Eventration and central tendon defect of diaphragm give way to herniate abdominal contents into the thorax in congenital diaphragmatic hernia (CDH). Its incidence is approximately 1 in 3000 live births with a reported mortality of 40% - 62% depending on the associated major malformation (
1). As a consequence of underdevelopment of the lung parenchyma, due to herniated abdominal contents in thorax, abnormal pulmonary vasculature growth may occur resulting in increased pulmonary vascular resistance and pulmonary hypertension (PAH). A recent study in collaboration with the CDH registry reported a 41% prevalence of bronchopulmonary dysplasia (BPD) in survivors of CDH, about one-third of the cases are associated with cardio-vascular malformations, and lesser proportions have skeletal, neural, genitourinary, gastrointestinal or other defects (
2). BPD associated with pulmonary hypertension carries a higher risk of pulmonary morbidity. It is a standard practice to ventilate such neonates electively in postoperative period to recruit the alveoli and maintain oxygenation (
3). Perioperative sympathetic stimulation due to pain, response to endotracheal tube, hypoxia, hypercarbia and hypervolemia will aggravate PAH and adversely affect the postoperative outcomes.

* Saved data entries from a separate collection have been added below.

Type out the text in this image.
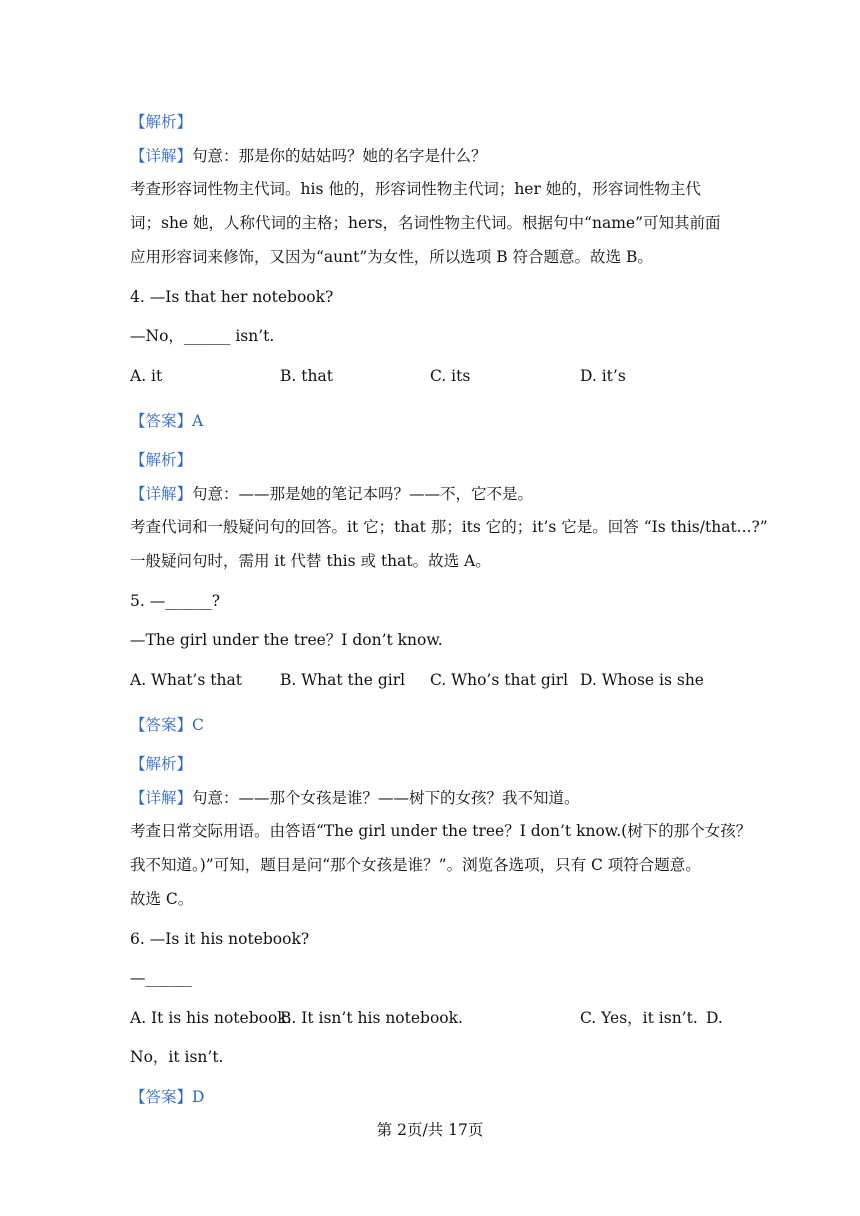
【解析】
【详解】句意：那是你的姑姑吗？她的名字是什么？
考查形容词性物主代词。his 他的，形容词性物主代词；her 她的，形容词性物主代
词；she 她，人称代词的主格；hers，名词性物主代词。根据句中“name”可知其前面
应用形容词来修饰，又因为“aunt”为女性，所以选项 B 符合题意。故选 B。
4. —Is that her notebook?
—No，______ isn’t.
A. it	B. that	C. its	D. it’s
【答案】A
【解析】
【详解】句意：——那是她的笔记本吗？——不，它不是。
考查代词和一般疑问句的回答。it 它；that 那；its 它的；it’s 它是。回答 “Is this/that...?”
一般疑问句时，需用 it 代替 this 或 that。故选 A。
5. —______?
—The girl under the tree？I don’t know.
A. What’s that B. What the girl C. Who’s that girl D. Whose is she
【答案】C
【解析】
【详解】句意：——那个女孩是谁？——树下的女孩？我不知道。
考查日常交际用语。由答语“The girl under the tree？I don’t know.(树下的那个女孩？
我不知道。)”可知，题目是问“那个女孩是谁？”。浏览各选项，只有 C 项符合题意。
故选 C。
6. —Is it his notebook?
—______
A. It is his notebook.
B. It isn’t his notebook.	C. Yes，it isn’t. D.
No，it isn’t.
【答案】D
第 2页/共 17页
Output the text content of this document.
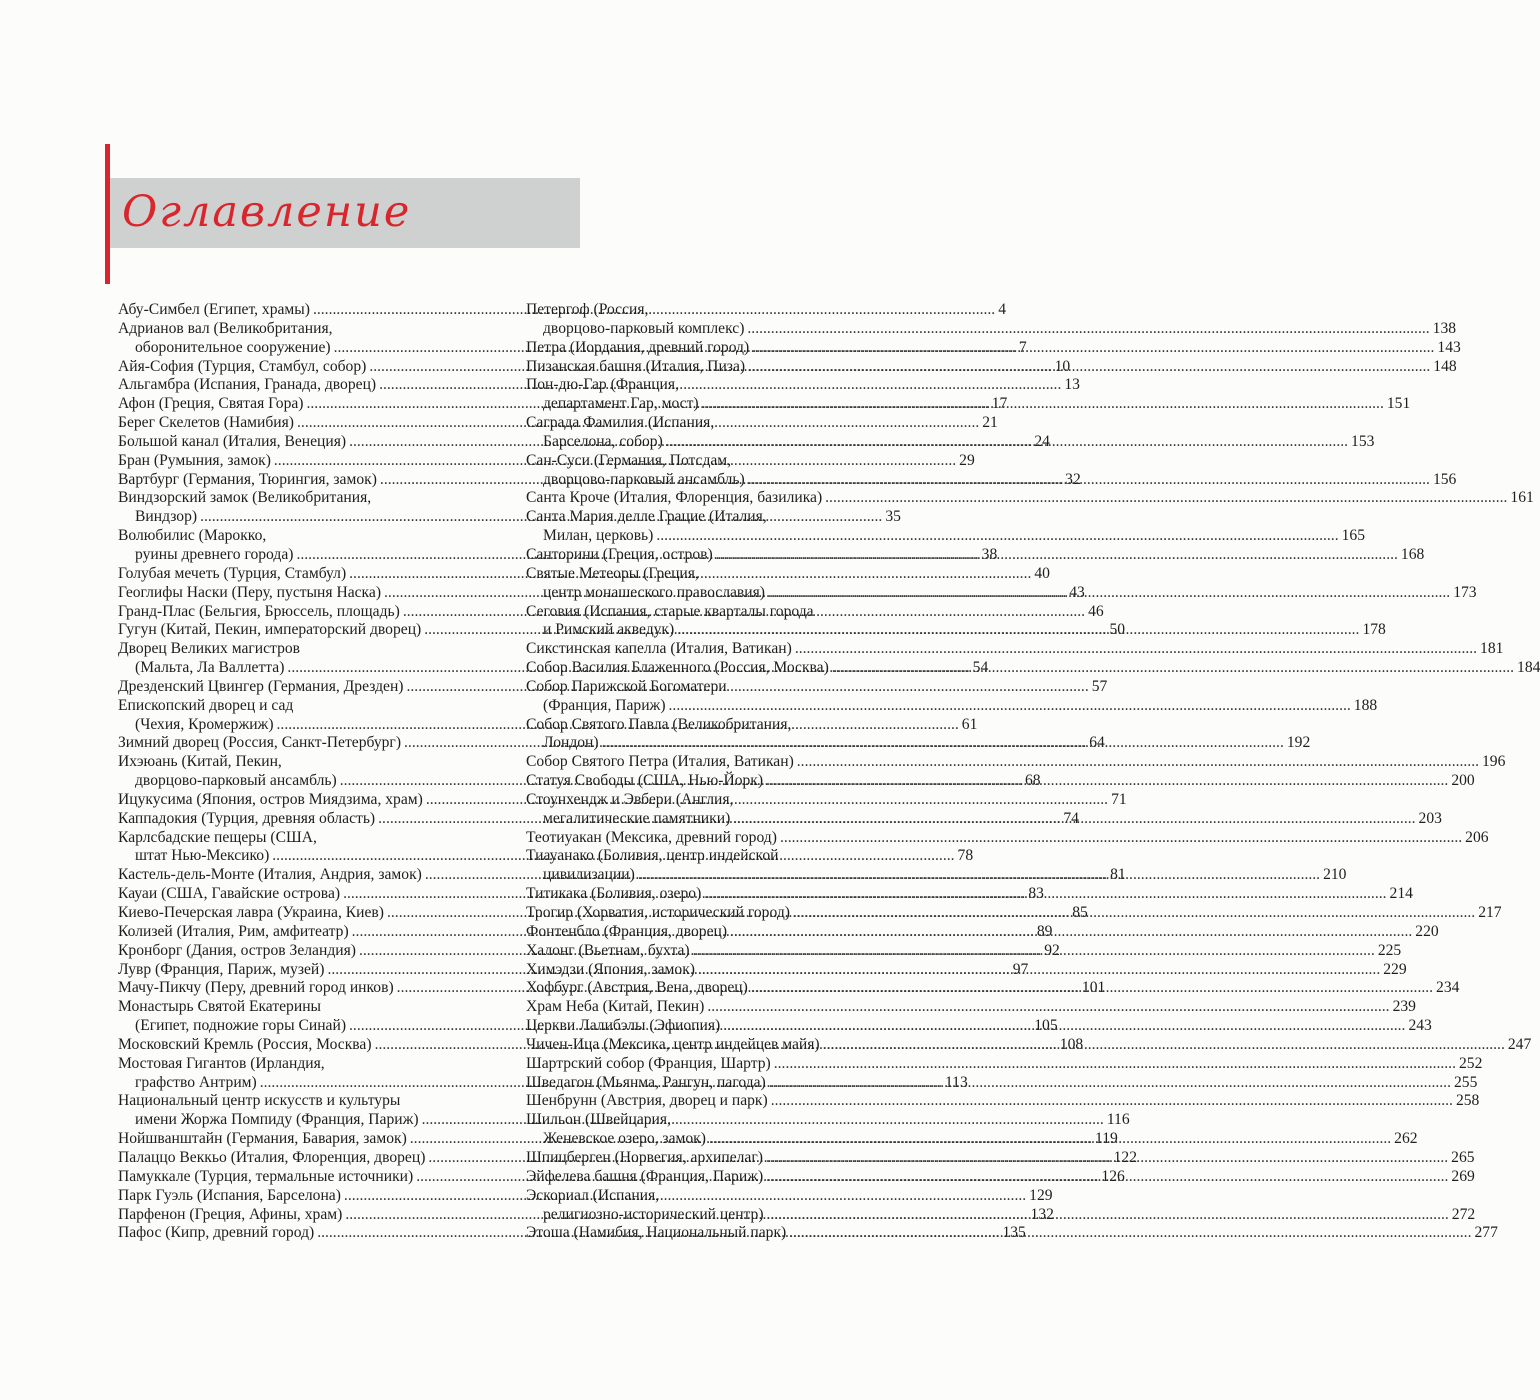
Оглавление
Абу-Симбел (Египет, храмы) .....	4
Адрианов вал (Великобритания,
оборонительное сооружение) .....	7
Айя-София (Турция, Стамбул, собор) .....	10
Альгамбра (Испания, Гранада, дворец) .....	13
Афон (Греция, Святая Гора) .....	17
Берег Скелетов (Намибия) .....	21
Большой канал (Италия, Венеция) .....	24
Бран (Румыния, замок) .....	29
Вартбург (Германия, Тюрингия, замок) .....	32
Виндзорский замок (Великобритания,
Виндзор) .....	35
Волюбилис (Марокко,
руины древнего города) .....	38
Голубая мечеть (Турция, Стамбул) .....	40
Геоглифы Наски (Перу, пустыня Наска) .....	43
Гранд-Плас (Бельгия, Брюссель, площадь) .....	46
Гугун (Китай, Пекин, императорский дворец) .....	50
Дворец Великих магистров
(Мальта, Ла Валлетта) .....	54
Дрезденский Цвингер (Германия, Дрезден) .....	57
Епископский дворец и сад
(Чехия, Кромержиж) .....	61
Зимний дворец (Россия, Санкт-Петербург) .....	64
Ихэюань (Китай, Пекин,
дворцово-парковый ансамбль) .....	68
Ицукусима (Япония, остров Миядзима, храм) .....	71
Каппадокия (Турция, древняя область) .....	74
Карлсбадские пещеры (США,
штат Нью-Мексико) .....	78
Кастель-дель-Монте (Италия, Андрия, замок) .....	81
Кауаи (США, Гавайские острова) .....	83
Киево-Печерская лавра (Украина, Киев) .....	85
Колизей (Италия, Рим, амфитеатр) .....	89
Кронборг (Дания, остров Зеландия) .....	92
Лувр (Франция, Париж, музей) .....	97
Мачу-Пикчу (Перу, древний город инков) .....	101
Монастырь Святой Екатерины
(Египет, подножие горы Синай) .....	105
Московский Кремль (Россия, Москва) .....	108
Мостовая Гигантов (Ирландия,
графство Антрим) .....	113
Национальный центр искусств и культуры
имени Жоржа Помпиду (Франция, Париж) .....	116
Нойшванштайн (Германия, Бавария, замок) .....	119
Палаццо Веккьо (Италия, Флоренция, дворец) .....	122
Памуккале (Турция, термальные источники) .....	126
Парк Гуэль (Испания, Барселона) .....	129
Парфенон (Греция, Афины, храм) .....	132
Пафос (Кипр, древний город) .....	135
Петергоф (Россия,
дворцово-парковый комплекс) .....	138
Петра (Иордания, древний город) .....	143
Пизанская башня (Италия, Пиза) .....	148
Пон-дю-Гар (Франция,
департамент Гар, мост) .....	151
Саграда Фамилия (Испания,
Барселона, собор) .....	153
Сан-Суси (Германия, Потсдам,
дворцово-парковый ансамбль) .....	156
Санта Кроче (Италия, Флоренция, базилика) .....	161
Санта Мария делле Грацие (Италия,
Милан, церковь) .....	165
Санторини (Греция, остров) .....	168
Святые Метеоры (Греция,
центр монашеского православия) .....	173
Сеговия (Испания, старые кварталы города
и Римский акведук) .....	178
Сикстинская капелла (Италия, Ватикан) .....	181
Собор Василия Блаженного (Россия, Москва) .....	184
Собор Парижской Богоматери
(Франция, Париж) .....	188
Собор Святого Павла (Великобритания,
Лондон) .....	192
Собор Святого Петра (Италия, Ватикан) .....	196
Статуя Свободы (США, Нью-Йорк) .....	200
Стоунхендж и Эвбери (Англия,
мегалитические памятники) .....	203
Теотиуакан (Мексика, древний город) .....	206
Тиауанако (Боливия, центр индейской
цивилизации) .....	210
Титикака (Боливия, озеро) .....	214
Трогир (Хорватия, исторический город) .....	217
Фонтенбло (Франция, дворец) .....	220
Халонг (Вьетнам, бухта) .....	225
Химэдзи (Япония, замок) .....	229
Хофбург (Австрия, Вена, дворец) .....	234
Храм Неба (Китай, Пекин) .....	239
Церкви Лалибэлы (Эфиопия) .....	243
Чичен-Ица (Мексика, центр индейцев майя) .....	247
Шартрский собор (Франция, Шартр) .....	252
Шведагон (Мьянма, Рангун, пагода) .....	255
Шенбрунн (Австрия, дворец и парк) .....	258
Шильон (Швейцария,
Женевское озеро, замок) .....	262
Шпицберген (Норвегия, архипелаг) .....	265
Эйфелева башня (Франция, Париж) .....	269
Эскориал (Испания,
религиозно-исторический центр) .....	272
Этоша (Намибия, Национальный парк) .....	277
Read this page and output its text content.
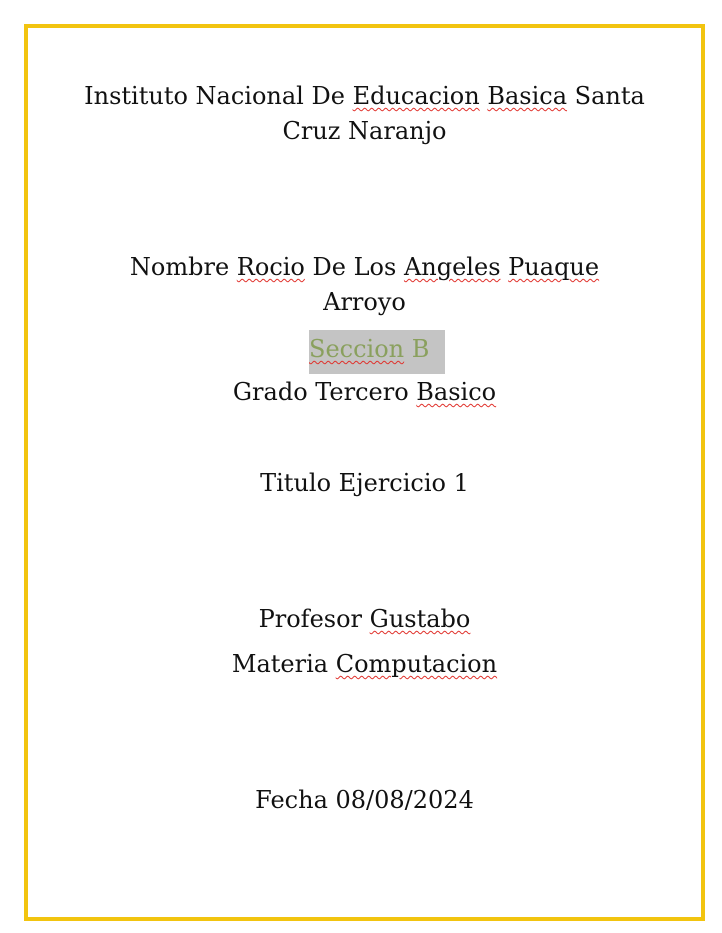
Instituto Nacional De Educacion Basica Santa
Cruz Naranjo
Nombre Rocio De Los Angeles Puaque
Arroyo
Seccion B
Grado Tercero Basico
Titulo Ejercicio 1
Profesor Gustabo
Materia Computacion
Fecha 08/08/2024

Dexmedetomidine has predictable sympatholytic, analgesic, hypnotic and anxiolytic effects without respiratory depression and its pharmacologic effect is mediated through post-synaptic α-2 adrenergic receptors present in medullary vasomotor center, locus ceruleus and dorsal horn of spinal cord (
4). It is safe even in doses high enough to cause unresponsiveness (
5). In adult intensive care units (ICUs), it is helpful to reduce traditional sedative/analgesic use while still allowing for a calm, comfortable and cooperative state (
6). In adults with pulmonary hypertension undergoing mitral valve replacement, dexmedetomidine effectively attenuated the increase in mean arterial pressure (MAP), pulmonary arterial pressure (PAP) and pulmonary capillary wedge pressure (PCWP) (
7,
8). Effects of dexmedetomidine 0.62 μg/kg loading dose followed by an infusion of 0.5 μg/kg/hour on PAP and pulmonary vascular resistance (PVR) were evaluated in a cohort of 22 pediatric patients following the congenital heart disease surgery using echocardiographic analysis of tricuspid regurgitant velocity showed reduction in pulmonary artery systolic pressure as well as pulmonary artery systolic pressure to systemic systolic pressure ratio (
9). Additionally, anecdotal success is also reported with the use of dexmedetomidine for sedation in high risk patients with pulmonary hypertension (
10-
12). Based on its efficacy in adults, it is explored as an alternative or adjunct to benzodiazepines and opioids in the pediatric intensive care setting (
13). Neonatal experience with dexmedetomidine is predominately in the form of case series and small reports, mainly focusing on its short term or procedural use. In neonatal congenital diaphragmatic hernia associated with pulmonary artery hypertension, perioperative use of dexmedetomidine is expected to result in stable hemodynamics, smooth elective mechanical ventilation and decrease in PAP. Thus this study of extended dexmedetomidine infusion was planned in neonatal corrective surgery of CDH with PAH in an attempt to assess its effect on perioperative hemodynamics and oxygen saturation.